09 December 2019

What is it about Trump?

Part of it is this: millions of people who'd never want Donald Trump to be their boss now feel that he has become, or is becoming, exactly that. Something like this, I suspect, accounts for the great fear of his "authoritarian" tendencies, which in reality amount to the sort of insults and threats many expect from a disrespectful if not downright cruel employer. Unfortunately, the choice of this employer is nobody's own, unless someone is willing to leave the country rather than live under his rule -- an option few who feel this way about Trump will want to accept. The opposition to Trump thus becomes a metaphorical, almost spiritual general strike.
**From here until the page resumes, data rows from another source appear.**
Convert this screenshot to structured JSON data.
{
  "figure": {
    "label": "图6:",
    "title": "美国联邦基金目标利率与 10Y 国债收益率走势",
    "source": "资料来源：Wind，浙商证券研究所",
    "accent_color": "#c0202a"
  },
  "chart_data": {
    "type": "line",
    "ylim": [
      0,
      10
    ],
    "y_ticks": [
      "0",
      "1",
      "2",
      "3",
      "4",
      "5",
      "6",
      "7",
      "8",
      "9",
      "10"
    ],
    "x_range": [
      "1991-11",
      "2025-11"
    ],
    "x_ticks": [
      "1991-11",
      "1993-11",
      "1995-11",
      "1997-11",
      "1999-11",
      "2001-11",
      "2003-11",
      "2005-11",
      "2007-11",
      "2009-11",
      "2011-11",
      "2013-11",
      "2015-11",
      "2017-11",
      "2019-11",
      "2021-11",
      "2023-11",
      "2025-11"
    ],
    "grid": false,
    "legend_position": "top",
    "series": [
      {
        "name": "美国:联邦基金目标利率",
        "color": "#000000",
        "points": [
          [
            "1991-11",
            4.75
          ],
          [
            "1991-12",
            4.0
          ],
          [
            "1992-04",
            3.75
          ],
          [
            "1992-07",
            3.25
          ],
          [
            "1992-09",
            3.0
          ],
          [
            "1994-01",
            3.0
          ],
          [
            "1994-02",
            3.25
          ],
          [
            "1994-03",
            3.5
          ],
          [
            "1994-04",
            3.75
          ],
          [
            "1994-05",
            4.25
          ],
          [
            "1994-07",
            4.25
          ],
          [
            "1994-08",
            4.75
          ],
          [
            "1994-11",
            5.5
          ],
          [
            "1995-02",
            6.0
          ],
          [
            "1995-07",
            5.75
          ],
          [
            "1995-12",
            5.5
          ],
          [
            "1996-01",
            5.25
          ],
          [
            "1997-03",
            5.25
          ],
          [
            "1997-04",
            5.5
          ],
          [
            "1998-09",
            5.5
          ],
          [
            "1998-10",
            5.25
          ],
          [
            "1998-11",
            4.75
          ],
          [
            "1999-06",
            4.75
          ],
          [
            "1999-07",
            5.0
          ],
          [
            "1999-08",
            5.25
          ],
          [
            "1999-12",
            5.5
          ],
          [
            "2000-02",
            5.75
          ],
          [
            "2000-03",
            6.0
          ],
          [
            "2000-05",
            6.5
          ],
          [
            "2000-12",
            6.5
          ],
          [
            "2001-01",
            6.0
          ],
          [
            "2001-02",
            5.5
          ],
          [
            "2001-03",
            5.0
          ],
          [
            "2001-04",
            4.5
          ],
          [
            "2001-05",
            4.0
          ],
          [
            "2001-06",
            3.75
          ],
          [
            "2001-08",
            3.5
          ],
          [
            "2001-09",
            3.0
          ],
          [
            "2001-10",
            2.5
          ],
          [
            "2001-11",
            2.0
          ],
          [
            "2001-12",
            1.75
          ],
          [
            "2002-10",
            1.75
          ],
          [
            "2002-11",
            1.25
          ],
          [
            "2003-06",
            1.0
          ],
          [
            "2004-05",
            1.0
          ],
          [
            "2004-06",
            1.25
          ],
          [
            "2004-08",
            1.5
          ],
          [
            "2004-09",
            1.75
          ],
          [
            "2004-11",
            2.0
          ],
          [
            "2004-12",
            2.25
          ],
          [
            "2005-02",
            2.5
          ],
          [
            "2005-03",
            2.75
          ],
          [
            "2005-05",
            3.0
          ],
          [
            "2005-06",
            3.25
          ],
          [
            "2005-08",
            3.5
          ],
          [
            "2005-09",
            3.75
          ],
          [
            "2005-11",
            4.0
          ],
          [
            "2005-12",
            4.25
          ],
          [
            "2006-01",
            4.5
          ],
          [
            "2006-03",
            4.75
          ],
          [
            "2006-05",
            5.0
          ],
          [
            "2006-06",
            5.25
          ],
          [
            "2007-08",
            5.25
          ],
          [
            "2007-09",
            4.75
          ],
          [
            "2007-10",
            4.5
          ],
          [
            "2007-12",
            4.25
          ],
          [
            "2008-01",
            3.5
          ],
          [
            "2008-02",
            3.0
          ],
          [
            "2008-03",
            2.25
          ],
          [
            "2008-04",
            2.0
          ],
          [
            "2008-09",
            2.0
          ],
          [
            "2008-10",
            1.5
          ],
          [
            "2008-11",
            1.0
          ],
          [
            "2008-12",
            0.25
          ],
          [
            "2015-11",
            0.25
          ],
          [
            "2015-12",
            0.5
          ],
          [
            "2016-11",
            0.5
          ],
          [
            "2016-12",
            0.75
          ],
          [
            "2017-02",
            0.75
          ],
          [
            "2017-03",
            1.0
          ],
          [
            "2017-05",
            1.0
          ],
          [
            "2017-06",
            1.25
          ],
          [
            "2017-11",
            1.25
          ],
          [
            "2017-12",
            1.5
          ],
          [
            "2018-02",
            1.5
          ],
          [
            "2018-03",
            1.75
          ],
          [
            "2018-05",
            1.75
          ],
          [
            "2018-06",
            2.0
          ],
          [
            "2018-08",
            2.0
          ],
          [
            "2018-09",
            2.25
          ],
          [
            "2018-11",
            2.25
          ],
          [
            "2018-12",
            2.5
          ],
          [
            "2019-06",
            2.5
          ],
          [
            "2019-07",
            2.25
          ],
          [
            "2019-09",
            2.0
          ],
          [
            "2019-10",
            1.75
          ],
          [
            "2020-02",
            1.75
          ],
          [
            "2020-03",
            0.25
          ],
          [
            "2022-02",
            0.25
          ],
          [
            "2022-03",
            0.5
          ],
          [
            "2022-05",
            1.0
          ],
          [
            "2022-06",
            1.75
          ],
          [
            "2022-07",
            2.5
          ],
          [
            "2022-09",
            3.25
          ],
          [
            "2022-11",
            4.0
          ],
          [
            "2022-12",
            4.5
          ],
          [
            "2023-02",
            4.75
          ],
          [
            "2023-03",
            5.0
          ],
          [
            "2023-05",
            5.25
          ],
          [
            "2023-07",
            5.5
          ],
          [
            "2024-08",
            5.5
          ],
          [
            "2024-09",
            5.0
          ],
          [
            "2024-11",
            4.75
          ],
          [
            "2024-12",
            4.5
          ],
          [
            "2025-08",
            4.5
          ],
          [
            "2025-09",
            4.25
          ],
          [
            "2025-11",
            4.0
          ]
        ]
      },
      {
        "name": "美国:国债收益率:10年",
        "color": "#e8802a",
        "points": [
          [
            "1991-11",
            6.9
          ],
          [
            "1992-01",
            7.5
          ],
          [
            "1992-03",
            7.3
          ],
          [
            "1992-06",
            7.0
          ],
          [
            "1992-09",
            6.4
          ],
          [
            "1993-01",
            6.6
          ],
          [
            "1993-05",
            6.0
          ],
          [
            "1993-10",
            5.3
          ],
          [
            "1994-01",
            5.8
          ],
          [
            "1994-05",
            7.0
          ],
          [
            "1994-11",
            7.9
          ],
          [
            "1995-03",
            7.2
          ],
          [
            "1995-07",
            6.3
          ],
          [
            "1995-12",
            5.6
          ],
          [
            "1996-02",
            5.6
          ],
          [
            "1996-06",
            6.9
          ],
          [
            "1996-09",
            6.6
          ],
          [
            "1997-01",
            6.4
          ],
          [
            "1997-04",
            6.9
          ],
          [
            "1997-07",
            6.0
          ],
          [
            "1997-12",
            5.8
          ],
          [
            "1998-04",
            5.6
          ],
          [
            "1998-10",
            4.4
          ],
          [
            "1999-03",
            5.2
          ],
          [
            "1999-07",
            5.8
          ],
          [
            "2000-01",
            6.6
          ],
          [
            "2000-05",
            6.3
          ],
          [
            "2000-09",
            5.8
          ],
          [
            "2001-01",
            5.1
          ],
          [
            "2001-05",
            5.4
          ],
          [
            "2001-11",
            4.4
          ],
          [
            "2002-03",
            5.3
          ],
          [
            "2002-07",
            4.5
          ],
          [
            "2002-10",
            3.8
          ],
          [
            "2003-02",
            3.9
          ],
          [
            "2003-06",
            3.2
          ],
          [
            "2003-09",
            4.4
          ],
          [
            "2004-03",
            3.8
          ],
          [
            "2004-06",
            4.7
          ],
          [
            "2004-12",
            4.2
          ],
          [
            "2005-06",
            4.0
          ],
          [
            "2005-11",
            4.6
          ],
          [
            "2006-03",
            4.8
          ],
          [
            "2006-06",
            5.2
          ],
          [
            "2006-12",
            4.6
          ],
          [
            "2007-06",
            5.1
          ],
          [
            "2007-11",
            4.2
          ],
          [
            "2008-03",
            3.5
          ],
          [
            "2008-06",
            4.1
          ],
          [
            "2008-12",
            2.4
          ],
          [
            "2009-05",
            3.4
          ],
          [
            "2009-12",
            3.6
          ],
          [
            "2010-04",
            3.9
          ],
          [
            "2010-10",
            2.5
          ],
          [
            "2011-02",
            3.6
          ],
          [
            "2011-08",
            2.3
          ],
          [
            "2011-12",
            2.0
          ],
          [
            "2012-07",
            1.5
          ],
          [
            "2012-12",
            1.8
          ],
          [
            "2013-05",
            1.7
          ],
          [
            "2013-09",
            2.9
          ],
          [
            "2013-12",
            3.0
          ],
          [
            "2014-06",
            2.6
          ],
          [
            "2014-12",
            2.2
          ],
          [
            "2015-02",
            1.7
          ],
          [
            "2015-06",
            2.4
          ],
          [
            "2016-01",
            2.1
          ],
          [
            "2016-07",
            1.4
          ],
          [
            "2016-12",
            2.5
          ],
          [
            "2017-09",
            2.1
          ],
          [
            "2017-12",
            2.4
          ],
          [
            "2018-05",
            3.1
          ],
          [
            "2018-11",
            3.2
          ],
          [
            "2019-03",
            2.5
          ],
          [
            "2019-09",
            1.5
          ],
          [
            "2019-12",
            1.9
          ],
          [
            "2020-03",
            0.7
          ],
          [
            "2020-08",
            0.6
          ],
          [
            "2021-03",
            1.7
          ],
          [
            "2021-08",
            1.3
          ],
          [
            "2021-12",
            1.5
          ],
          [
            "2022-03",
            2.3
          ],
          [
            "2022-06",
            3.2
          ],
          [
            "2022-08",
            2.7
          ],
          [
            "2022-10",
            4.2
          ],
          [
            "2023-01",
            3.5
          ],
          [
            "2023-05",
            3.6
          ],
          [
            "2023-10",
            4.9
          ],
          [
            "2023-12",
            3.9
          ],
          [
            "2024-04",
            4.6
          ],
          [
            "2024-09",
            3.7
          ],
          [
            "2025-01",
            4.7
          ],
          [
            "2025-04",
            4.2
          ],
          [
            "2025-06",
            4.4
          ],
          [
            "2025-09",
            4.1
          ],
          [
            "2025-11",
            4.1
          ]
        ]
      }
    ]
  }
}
It certainly isn't one in any material sense, or else the President might give it more attention than his usual spite. It remains true, of course, that Trump can't "fire" American citizens, as some no doubt fear he wants to, but that fear will persist as long as Trump does. Fear of the Trump movement is something else, to the extent that they want something more than Trump, but it's difficult to address that movement on its own terms while Trump himself remains on the scene. For that reason, 2024 could be an even more interesting year than 2020, but next year will be interesting enough in the proverbially Chinese sense of the term....

3 comments:

Anonymous said...

It is far simpler than that. As H. L. Mencken once wrote: “The whole aim of practical politics is to keep the populace alarmed (and hence clamorous to be led to safety) by an endless series of hobgoblins, most of them imaginary.”

Notice how often the left uses fear-mongering as path to power. In the 70s, it was fear of ozone depletion. Since the 80s, its been fear of climate change. Back in 1989, Al Gore stated that we had only 12 years to deal with the problem or the earth was doomed. 30 years later, they're still claiming the apocalypse is 12 years away. tRump is nothing more than another hobgoblin they throw out there in the hopes of scaring enough voters to put them in control of the senate and oval office as well as the assembly. The left has, as its goal, nothing more than to become the ONLY political party in the country, as their comrades in Russia and China have done.

Anonymous said...

A few more examples of the left's constant fear mongering:

The Emergency Rent Control Act of 1974. Nearly 50 years after it was passed, the left still refuses to make this law permanent. Instead, whenever it reaches its expiration date, they simply move the expiration date ahead a few years. Why? So they can hold the possibility of excessively high rents over the heads of the poor and of minorities in NYC.

As mentioned before, the whole global warming scare. "If we don't eliminate our carbon footprint, the earth is doomed." Tell that to the dinosaurs. The earth they thrived on had a climate warm enough that, for a few hundred MILLION years, there were no polar ice caps and the CO2 levels were about 5 times what they are currently. Life - especially plant life - thrives under those conditions. So what the left is basically saying is that they are less intelligent and adaptable than dinosaurs.

Human beings - specifically homo sapiens - survived the ice age. At a time when NYC was buried under an ice sheet a MILE thick, homo sapiens managed to keep going. Not only that, we managed to move out of africa and colonize the entire planet, to some extent or other.

This is one of the reasons I now refuse to support the left. I detest the use of fear as a political tool. I now refer to the left as "chicken-liberal", because of their constant squawks regarding the falling sky.

Samuel Wilson said...

Alas, if you renounce fearmongering you're left with no one to support in American politics -- or at least no one with any chance of winning an election. We are reactionary all around, with the only real choice being what you fear the most. That wasn't how liberalism was supposed to work, but here we are just the same.